Author: Raymond J. Learsy
Publisher: iUniverse, 318 pages
Book Review by Paiso Jamakar
This book is a collection of contributions to the Huffington Post from the start of 2006 to the end of 2010 by Raymond J. Learsy, who writes from personal experience and knowledge of commodity trading gathered over the course of a quarter century.
I respect writers who get their facts from, and base their opinions on first-hand familiarity with particular subjects and sources, rather than those who gather data and comments from second-hand sources, which are plentifully available in today’s Internet-driven information world.
Learsy has also authored a previous book on this subject: “Over a Barrel: Breaking Oil’s Grip on Our Future.”
One of the merits of “Oil and Finance: The Epic Corruption from 2006 to 2010” is that it is authoritative. The other merit of this book is that Raymond J. Learsy provides valuable insight (something so lacking in the media these days) into the factors that lead to dramatic changes in the price of oil and gasoline, commodities that affect our daily lives and impact on our global economy.
The third merit is that his chronologically-organized commentaries – within each topic in the book – provide real-time response to events just as they were happening or had happened, helping us get a historical perspective on this important subject.

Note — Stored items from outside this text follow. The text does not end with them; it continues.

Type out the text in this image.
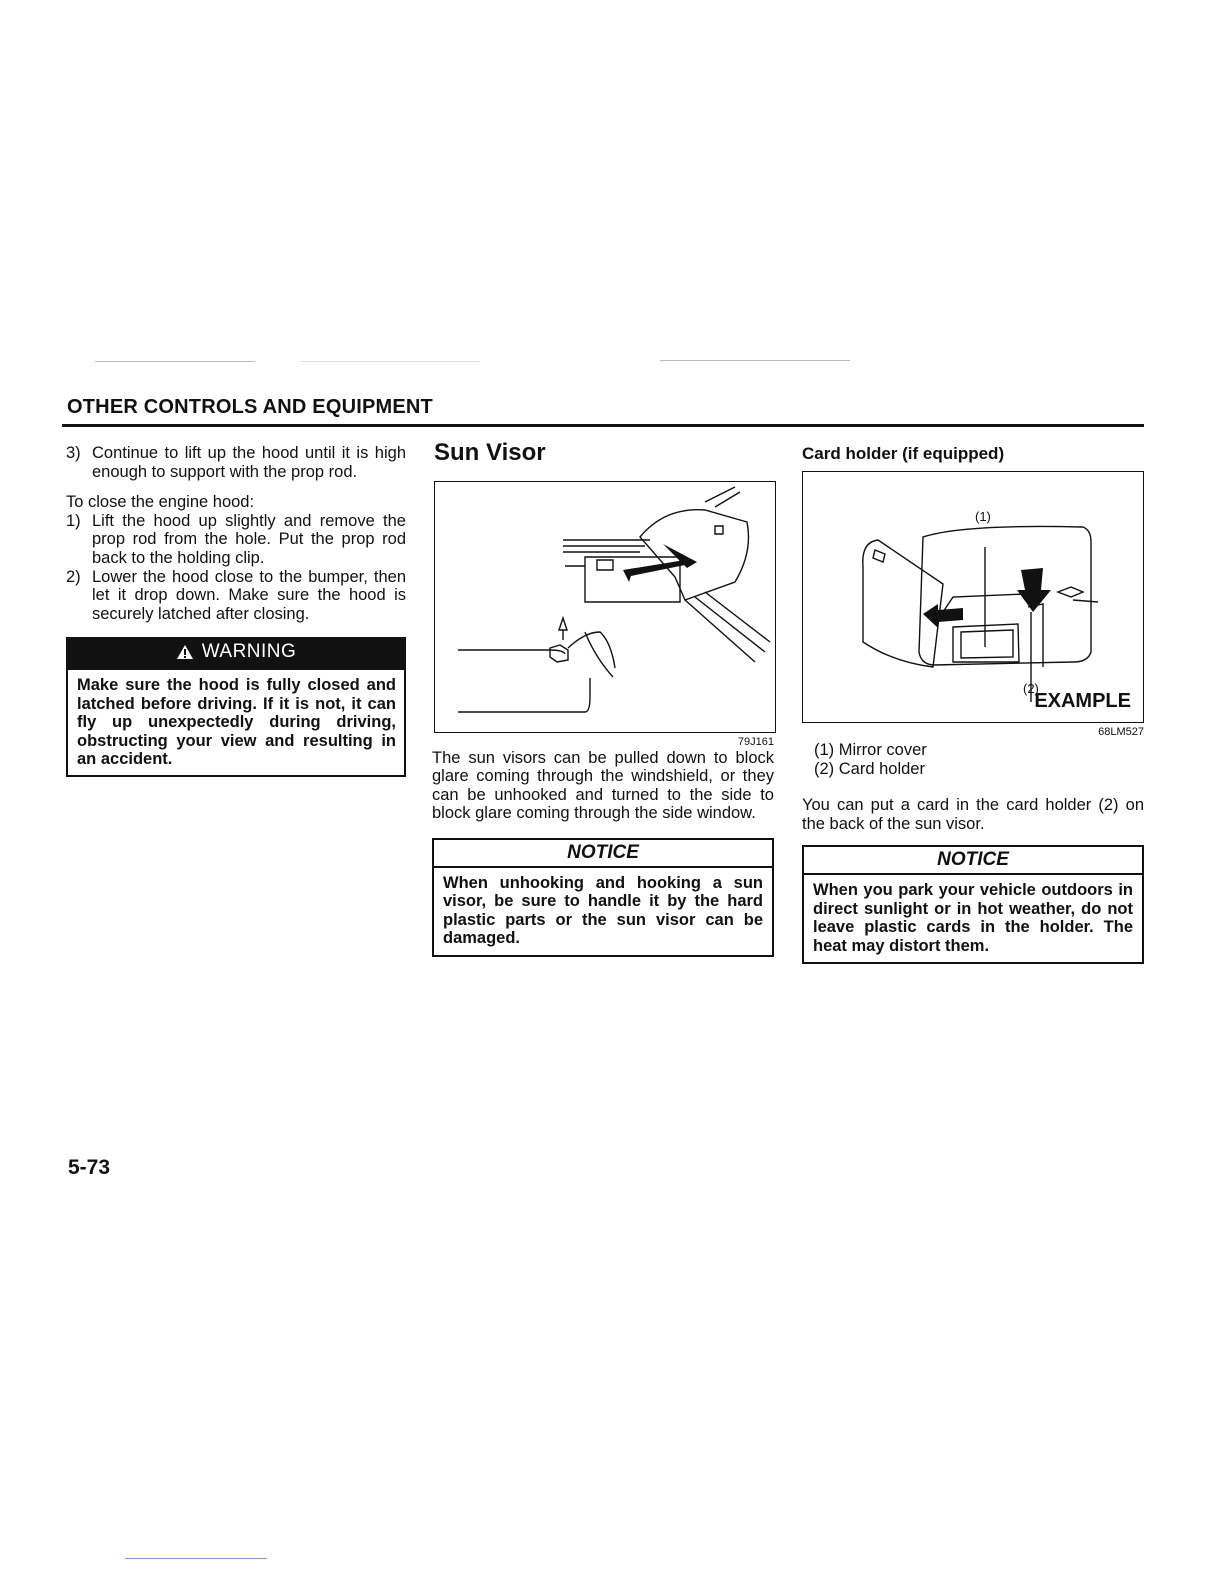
OTHER CONTROLS AND EQUIPMENT
3) Continue to lift up the hood until it is high enough to support with the prop rod.
To close the engine hood:
1) Lift the hood up slightly and remove the prop rod from the hole. Put the prop rod back to the holding clip.
2) Lower the hood close to the bumper, then let it drop down. Make sure the hood is securely latched after closing.
WARNING
Make sure the hood is fully closed and latched before driving. If it is not, it can fly up unexpectedly during driving, obstructing your view and resulting in an accident.
Sun Visor
79J161
The sun visors can be pulled down to block glare coming through the windshield, or they can be unhooked and turned to the side to block glare coming through the side window.
NOTICE
When unhooking and hooking a sun visor, be sure to handle it by the hard plastic parts or the sun visor can be damaged.
Card holder (if equipped)
(1)
(2)
EXAMPLE
68LM527
(1) Mirror cover
(2) Card holder
You can put a card in the card holder (2) on the back of the sun visor.
NOTICE
When you park your vehicle outdoors in direct sunlight or in hot weather, do not leave plastic cards in the holder. The heat may distort them.
5-73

The first of those events Learsy writes about was on January 06, 2006:
“Vice President Dick Cheney is about to visit Saudi Arabia, where he will be meeting King Abdullah. Beware! No hand-holding please.”
“The last time Abdullah’s hand was held was during his April 25, 2005 visit with President George W. Bush at the Crawford (Texas) Ranch. Then – as now – oil prices and supply were a topic of discussion. At the time of the Crawford barbecue, the price of oil hovered around $48 a barrel, near to and breaching levels that had never before achieved in the oil market – and nearly 50 percent above prices from the year before.”

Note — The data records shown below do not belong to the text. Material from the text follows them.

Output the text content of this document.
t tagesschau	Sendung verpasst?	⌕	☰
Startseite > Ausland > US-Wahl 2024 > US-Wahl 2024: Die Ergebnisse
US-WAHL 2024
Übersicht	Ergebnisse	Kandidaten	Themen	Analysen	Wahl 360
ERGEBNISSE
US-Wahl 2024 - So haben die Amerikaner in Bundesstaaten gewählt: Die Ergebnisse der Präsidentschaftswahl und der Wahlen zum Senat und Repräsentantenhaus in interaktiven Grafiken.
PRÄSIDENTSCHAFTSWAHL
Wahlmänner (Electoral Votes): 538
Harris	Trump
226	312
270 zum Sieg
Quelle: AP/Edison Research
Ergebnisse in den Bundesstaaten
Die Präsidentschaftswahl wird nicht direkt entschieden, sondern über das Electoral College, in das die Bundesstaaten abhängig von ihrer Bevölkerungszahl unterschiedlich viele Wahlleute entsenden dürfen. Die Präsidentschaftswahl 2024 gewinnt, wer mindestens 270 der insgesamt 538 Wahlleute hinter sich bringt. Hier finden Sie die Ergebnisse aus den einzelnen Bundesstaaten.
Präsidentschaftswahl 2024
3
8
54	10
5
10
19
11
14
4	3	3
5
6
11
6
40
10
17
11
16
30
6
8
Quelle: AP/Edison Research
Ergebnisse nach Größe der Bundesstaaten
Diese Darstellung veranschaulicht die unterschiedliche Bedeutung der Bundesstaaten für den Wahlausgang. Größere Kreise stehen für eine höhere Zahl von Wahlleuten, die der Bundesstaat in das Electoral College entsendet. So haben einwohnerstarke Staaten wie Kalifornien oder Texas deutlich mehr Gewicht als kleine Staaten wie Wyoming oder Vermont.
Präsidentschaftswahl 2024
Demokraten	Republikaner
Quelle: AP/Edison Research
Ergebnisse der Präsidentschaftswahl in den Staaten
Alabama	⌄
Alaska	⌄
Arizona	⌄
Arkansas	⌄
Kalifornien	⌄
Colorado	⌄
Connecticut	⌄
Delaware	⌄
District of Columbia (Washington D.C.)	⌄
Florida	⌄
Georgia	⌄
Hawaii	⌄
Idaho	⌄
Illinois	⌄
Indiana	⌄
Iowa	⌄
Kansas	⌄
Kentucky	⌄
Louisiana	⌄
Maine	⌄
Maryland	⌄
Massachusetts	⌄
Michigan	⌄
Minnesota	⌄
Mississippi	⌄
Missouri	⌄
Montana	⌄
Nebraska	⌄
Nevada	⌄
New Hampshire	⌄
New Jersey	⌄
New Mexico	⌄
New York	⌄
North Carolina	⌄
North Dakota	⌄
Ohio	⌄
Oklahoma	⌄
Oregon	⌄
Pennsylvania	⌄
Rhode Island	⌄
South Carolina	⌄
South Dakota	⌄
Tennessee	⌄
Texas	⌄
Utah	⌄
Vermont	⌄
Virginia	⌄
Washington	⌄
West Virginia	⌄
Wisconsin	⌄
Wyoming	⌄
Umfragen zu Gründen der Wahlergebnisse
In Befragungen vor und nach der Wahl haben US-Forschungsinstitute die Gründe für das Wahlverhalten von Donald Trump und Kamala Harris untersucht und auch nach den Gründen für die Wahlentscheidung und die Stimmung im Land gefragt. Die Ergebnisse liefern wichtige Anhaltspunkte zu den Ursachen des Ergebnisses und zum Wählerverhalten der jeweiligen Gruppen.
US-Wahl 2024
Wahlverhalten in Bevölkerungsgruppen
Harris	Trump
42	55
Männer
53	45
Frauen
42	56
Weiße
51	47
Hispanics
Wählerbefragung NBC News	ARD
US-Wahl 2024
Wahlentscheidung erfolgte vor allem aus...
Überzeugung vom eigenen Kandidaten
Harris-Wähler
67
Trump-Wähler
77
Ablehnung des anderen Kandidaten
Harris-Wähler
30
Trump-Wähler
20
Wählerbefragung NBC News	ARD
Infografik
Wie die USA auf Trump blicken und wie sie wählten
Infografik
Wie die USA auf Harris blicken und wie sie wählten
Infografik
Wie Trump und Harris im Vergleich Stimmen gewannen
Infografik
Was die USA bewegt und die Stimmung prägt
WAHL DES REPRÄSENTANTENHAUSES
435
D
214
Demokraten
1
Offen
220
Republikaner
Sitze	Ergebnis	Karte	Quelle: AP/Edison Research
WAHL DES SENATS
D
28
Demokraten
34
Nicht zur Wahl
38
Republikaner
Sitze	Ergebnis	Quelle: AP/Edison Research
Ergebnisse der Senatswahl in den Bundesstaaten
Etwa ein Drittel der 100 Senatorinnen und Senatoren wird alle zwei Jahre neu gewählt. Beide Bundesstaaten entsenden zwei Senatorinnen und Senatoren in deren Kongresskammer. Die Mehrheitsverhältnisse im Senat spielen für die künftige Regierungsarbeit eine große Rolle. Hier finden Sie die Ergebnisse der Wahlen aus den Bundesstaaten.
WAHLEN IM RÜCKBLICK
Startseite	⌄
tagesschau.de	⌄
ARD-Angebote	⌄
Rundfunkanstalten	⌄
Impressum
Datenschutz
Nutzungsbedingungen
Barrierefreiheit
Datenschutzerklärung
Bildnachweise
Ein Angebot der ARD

“Abdullah left Texas reassured with little concern that the already egregious price of oil had reached the limits of American tolerance. Within four months of the visit, the price of oil continued its aggressive spiral upward, reaching $65 a barrel – this before Katrina’s sweep – a staggering increase of some 35 percent.”
“Prices have hovered around these levels since the summer of 2005, costing Americans, who consume more than twenty million barrels of oil a day, an additional $340 million in increased daily disbursements to OPEC and to the bottom line of the oil industry.”
I have presented this long quote above to emphasize the direct economic impact that the price of oil has on consumers in the United States and around the world based on decisions made by the OPEC countries that supply 40 percent of the world’s oil.
Learsy points out that oil, a precious commodity, not only affects individuals but also drives numerous businesses industries the world over and affects the economic well-being of nations. He says that countries that have plenty of oil – many in the Middle East – have influenced global politics for centuries and high oil-consuming nations like the United States depend on it very heavily to keep its economy going.
The issue of manipulation of prices by the oil industry has not been thoroughly written about in the press and broadcast on electronic media, and the public has not gotten the truth and circumstances on why the price of oil goes up or down, Learsy points out.
Learsy fills that important void – not only of information, but also expert insight – with this eye-opening book. He also corrects the misinformation that has been spread.
“These essays chronicle the overall impact of continuous and willful disinformation perpetuated by the oil and finance industry PR ‘machine’ and by the disturbing silence of the press…Oil and Finance: The Epic Corruption’s arguments go against the ‘conventional wisdom’ that has brought the misinformed public to a state of helplessness against the wills of the Organization of Petroleum-Exporting Countries and oil interests,” writes Learsy.
Bank holding companies play a big part in influencing the price of oil, and benefit greatly from their speculative financing and trading activities. The US government has not challenged this, asserts Learsy.
I believe no member of the mass media has looked broadly or deeply enough into the oil-price speculation and manipulation issue to find solid-enough evidence of specific guilty parties and their actions, sufficient to print or broadcast. Or, if a media organization has such evidence, there are probably some strong reasons to withhold that information. In any case, I personally do not know enough to write a valid comment on this issue.
But Learsy writes: “It is this blatant lack of information that permeates our misunderstanding of how oil prices are determined…to my view, this is one of the greatest con games of all time, and a levy that American consumers are made to pay each day out of their pocketbooks.”
To get a clear picture on the who, what, when, where, why and how of oil price manipulation, and what oil-consuming countries can do to reduce oil consumption, get this book and get enlightened on this important subject.